Otro elemento poderoso de “Volver a casa” es la fuerza de la mujer. La mujer con letras mayúsculas como la mayor de las víctimas y sin embargo símbolo de fortaleza con todas las letras. Ellas son el hilo conductor de la esperanza que respira esta historia a pesar de la crudeza que sangra en las páginas. Especialmente doloroso, cruel y trágico es el hacinamiento de las mujeres en esas mazmorras que erizan el vello en la piel tan solo con imaginarlas, con dantescas escenas donde todo lo peor puede ocurrir.
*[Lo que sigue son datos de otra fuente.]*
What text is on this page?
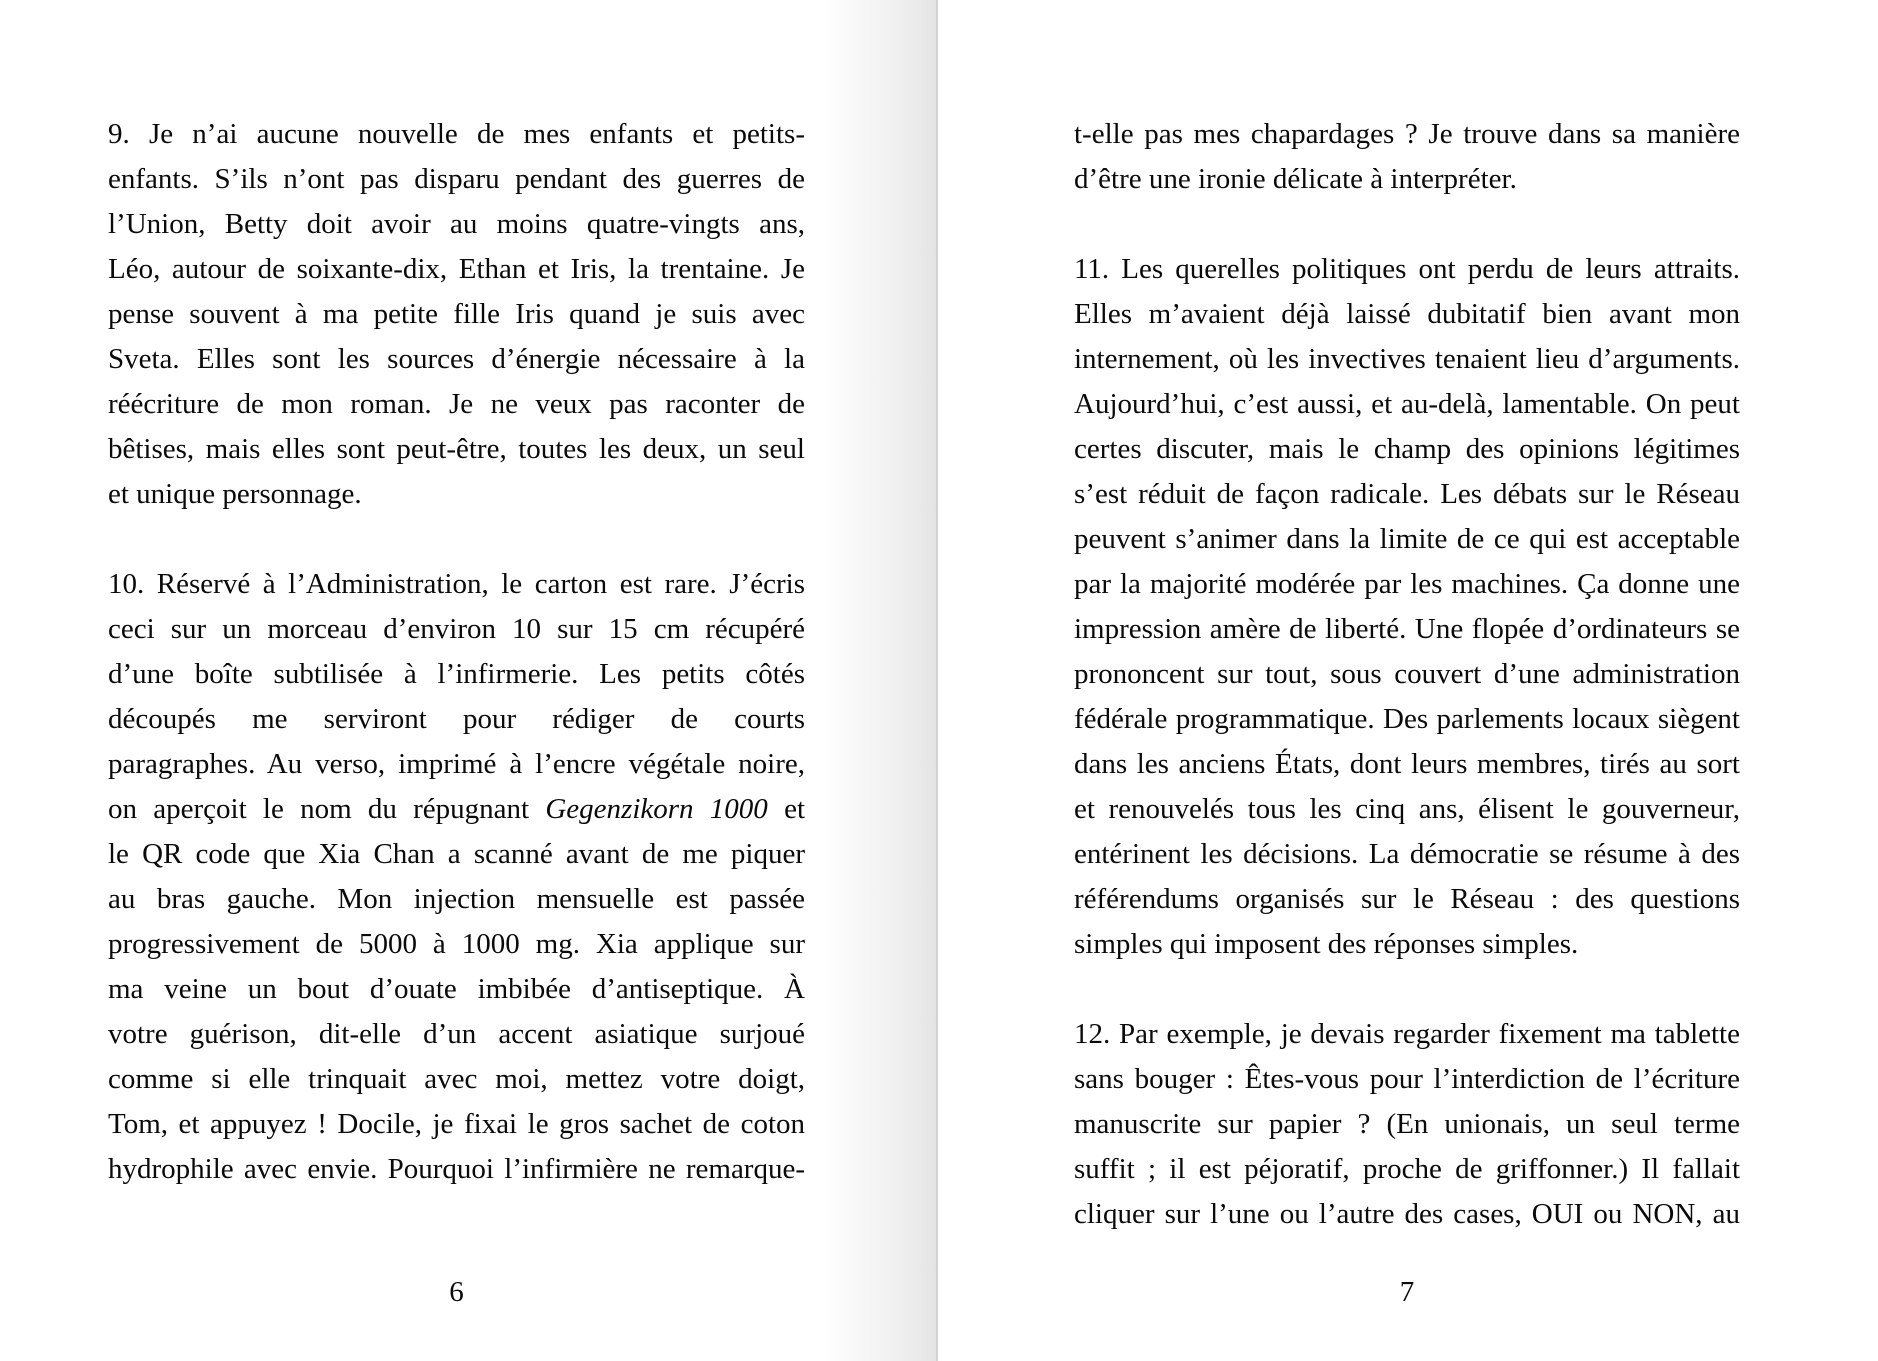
9. Je n’ai aucune nouvelle de mes enfants et petits-
enfants. S’ils n’ont pas disparu pendant des guerres de
l’Union, Betty doit avoir au moins quatre-vingts ans,
Léo, autour de soixante-dix, Ethan et Iris, la trentaine. Je
pense souvent à ma petite fille Iris quand je suis avec
Sveta. Elles sont les sources d’énergie nécessaire à la
réécriture de mon roman. Je ne veux pas raconter de
bêtises, mais elles sont peut-être, toutes les deux, un seul
et unique personnage.
10. Réservé à l’Administration, le carton est rare. J’écris
ceci sur un morceau d’environ 10 sur 15 cm récupéré
d’une boîte subtilisée à l’infirmerie. Les petits côtés
découpés me serviront pour rédiger de courts
paragraphes. Au verso, imprimé à l’encre végétale noire,
on aperçoit le nom du répugnant Gegenzikorn 1000 et
le QR code que Xia Chan a scanné avant de me piquer
au bras gauche. Mon injection mensuelle est passée
progressivement de 5000 à 1000 mg. Xia applique sur
ma veine un bout d’ouate imbibée d’antiseptique. À
votre guérison, dit-elle d’un accent asiatique surjoué
comme si elle trinquait avec moi, mettez votre doigt,
Tom, et appuyez ! Docile, je fixai le gros sachet de coton
hydrophile avec envie. Pourquoi l’infirmière ne remarque-
6
t-elle pas mes chapardages ? Je trouve dans sa manière
d’être une ironie délicate à interpréter.
11. Les querelles politiques ont perdu de leurs attraits.
Elles m’avaient déjà laissé dubitatif bien avant mon
internement, où les invectives tenaient lieu d’arguments.
Aujourd’hui, c’est aussi, et au-delà, lamentable. On peut
certes discuter, mais le champ des opinions légitimes
s’est réduit de façon radicale. Les débats sur le Réseau
peuvent s’animer dans la limite de ce qui est acceptable
par la majorité modérée par les machines. Ça donne une
impression amère de liberté. Une flopée d’ordinateurs se
prononcent sur tout, sous couvert d’une administration
fédérale programmatique. Des parlements locaux siègent
dans les anciens États, dont leurs membres, tirés au sort
et renouvelés tous les cinq ans, élisent le gouverneur,
entérinent les décisions. La démocratie se résume à des
référendums organisés sur le Réseau : des questions
simples qui imposent des réponses simples.
12. Par exemple, je devais regarder fixement ma tablette
sans bouger : Êtes-vous pour l’interdiction de l’écriture
manuscrite sur papier ? (En unionais, un seul terme
suffit ; il est péjoratif, proche de griffonner.) Il fallait
cliquer sur l’une ou l’autre des cases, OUI ou NON, au
7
Es tal el maremágnum de contenidos de esta obra que cuesta imaginar que Yaa Gyasi se esté estrenando como novelista. Una joven nacida en Ghana y que con solo dos años se traslada con su familia a Estados Unidos. Es sin duda una búsqueda de los orígenes que a veces nos persiguen y torturan aunque sean el instrumento adecuado para conocernos, comprendernos y comprender el mundo. Aunque no estén garantizadas las respuestas en la búsqueda, es digno de aplauso el esfuerzo realizado en esta obra. Incluso, aunque por el camino se encuentren heridas difíciles de sanar a pesar de que no se hayan sufrido en primera persona. La genética tiene esa tremenda capacidad de transmisión de dudas y dolor que supuestamente duermen.
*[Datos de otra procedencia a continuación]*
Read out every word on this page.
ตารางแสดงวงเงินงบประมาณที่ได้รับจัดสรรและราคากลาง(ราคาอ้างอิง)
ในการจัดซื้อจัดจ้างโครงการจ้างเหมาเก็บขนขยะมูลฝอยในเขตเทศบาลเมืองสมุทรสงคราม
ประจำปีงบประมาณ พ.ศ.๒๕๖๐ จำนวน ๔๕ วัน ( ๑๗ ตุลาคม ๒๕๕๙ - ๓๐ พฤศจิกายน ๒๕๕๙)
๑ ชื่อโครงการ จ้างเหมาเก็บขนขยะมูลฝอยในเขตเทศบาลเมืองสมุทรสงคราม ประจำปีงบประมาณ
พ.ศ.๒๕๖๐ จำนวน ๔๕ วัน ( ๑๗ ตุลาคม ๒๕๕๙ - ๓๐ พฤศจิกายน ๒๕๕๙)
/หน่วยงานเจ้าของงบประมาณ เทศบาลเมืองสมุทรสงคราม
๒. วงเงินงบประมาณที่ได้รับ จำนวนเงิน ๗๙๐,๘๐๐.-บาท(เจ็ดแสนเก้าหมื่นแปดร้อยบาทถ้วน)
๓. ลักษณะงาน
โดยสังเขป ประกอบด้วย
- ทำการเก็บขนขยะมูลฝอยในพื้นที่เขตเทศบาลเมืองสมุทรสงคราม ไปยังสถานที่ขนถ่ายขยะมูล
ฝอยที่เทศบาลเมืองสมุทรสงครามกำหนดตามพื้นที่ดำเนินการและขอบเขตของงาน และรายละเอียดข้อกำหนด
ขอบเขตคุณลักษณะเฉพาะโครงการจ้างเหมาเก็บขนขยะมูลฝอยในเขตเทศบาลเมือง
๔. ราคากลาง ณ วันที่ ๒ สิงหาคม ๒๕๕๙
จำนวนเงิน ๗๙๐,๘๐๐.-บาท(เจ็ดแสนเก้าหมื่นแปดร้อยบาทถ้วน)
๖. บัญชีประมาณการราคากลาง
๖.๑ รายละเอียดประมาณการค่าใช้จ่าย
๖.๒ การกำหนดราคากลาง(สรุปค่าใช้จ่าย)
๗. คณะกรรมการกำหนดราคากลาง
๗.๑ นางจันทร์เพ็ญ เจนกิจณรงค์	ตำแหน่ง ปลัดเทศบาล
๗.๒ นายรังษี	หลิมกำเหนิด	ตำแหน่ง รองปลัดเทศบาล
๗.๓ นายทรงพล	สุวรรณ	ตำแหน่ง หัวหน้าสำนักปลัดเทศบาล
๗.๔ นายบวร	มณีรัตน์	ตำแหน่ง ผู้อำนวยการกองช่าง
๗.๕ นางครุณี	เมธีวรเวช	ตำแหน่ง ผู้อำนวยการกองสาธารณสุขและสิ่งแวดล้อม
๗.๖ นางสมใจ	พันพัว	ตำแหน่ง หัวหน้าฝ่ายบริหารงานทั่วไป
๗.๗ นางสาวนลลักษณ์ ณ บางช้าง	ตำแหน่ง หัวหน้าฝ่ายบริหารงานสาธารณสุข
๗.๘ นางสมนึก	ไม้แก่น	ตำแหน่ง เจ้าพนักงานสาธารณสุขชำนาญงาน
Por otro lado, sin que anule el trabajo bien hecho, es evidente cierta inexperiencia en la construcción del relato. La claridad y determinación a la hora de estructurar la novela –un trabajo sin duda arduo– no ocultan la falta de destreza a la hora de generar un ritmo que a veces se pierde en la lectura. El continente, la forma, es fundamental para engancharme como lectora. También reconozco que el esquema inicial que presenta la autora para no perderse entre tanta rama de árbol genealógico, no es una garantía. Porque aunque es práctico –totalmente necesario diría yo– ha habido infinidad de ocasiones en que yo sabía dónde, con quién, por parte de quién tocaba tal o cual personaje.

Es comprensible estas carencias que achaco al binomio juventud y estreno. Porque ha empezado muy alto. Y no decepciona, no. Pero le falta, supongo, carrera de fondo. Algo lógico por otra parte. Nada que no se pueda corregir porque la experiencia es cuestión de tiempo y práctica. Qué más quisieran, por cierto, muchos autores aventajados y de caché, tener la valentía de esta joven escritora.

Puede ser –intuyo– que Yaa Gyasi tuviera demasiado que contar. Que haya querido abarcar en exceso. Solo con la historia puntual de alguno de los personajes, de los descendientes de esas dos mujeres que se van diluyendo a lo largo de la historia –aunque nunca del todo–, tendría para varias novelas. Esa inmensidad de contenido ha repercutido en la sensación de brillo que al final podría haber tenido de forma categórica. Y sin embargo “Volver a casa”, solo con la intención, con el esfuerzo titánico, tiene tanto brillo como su hermosa portada, que por cierto me encandiló con sus colores y geometría.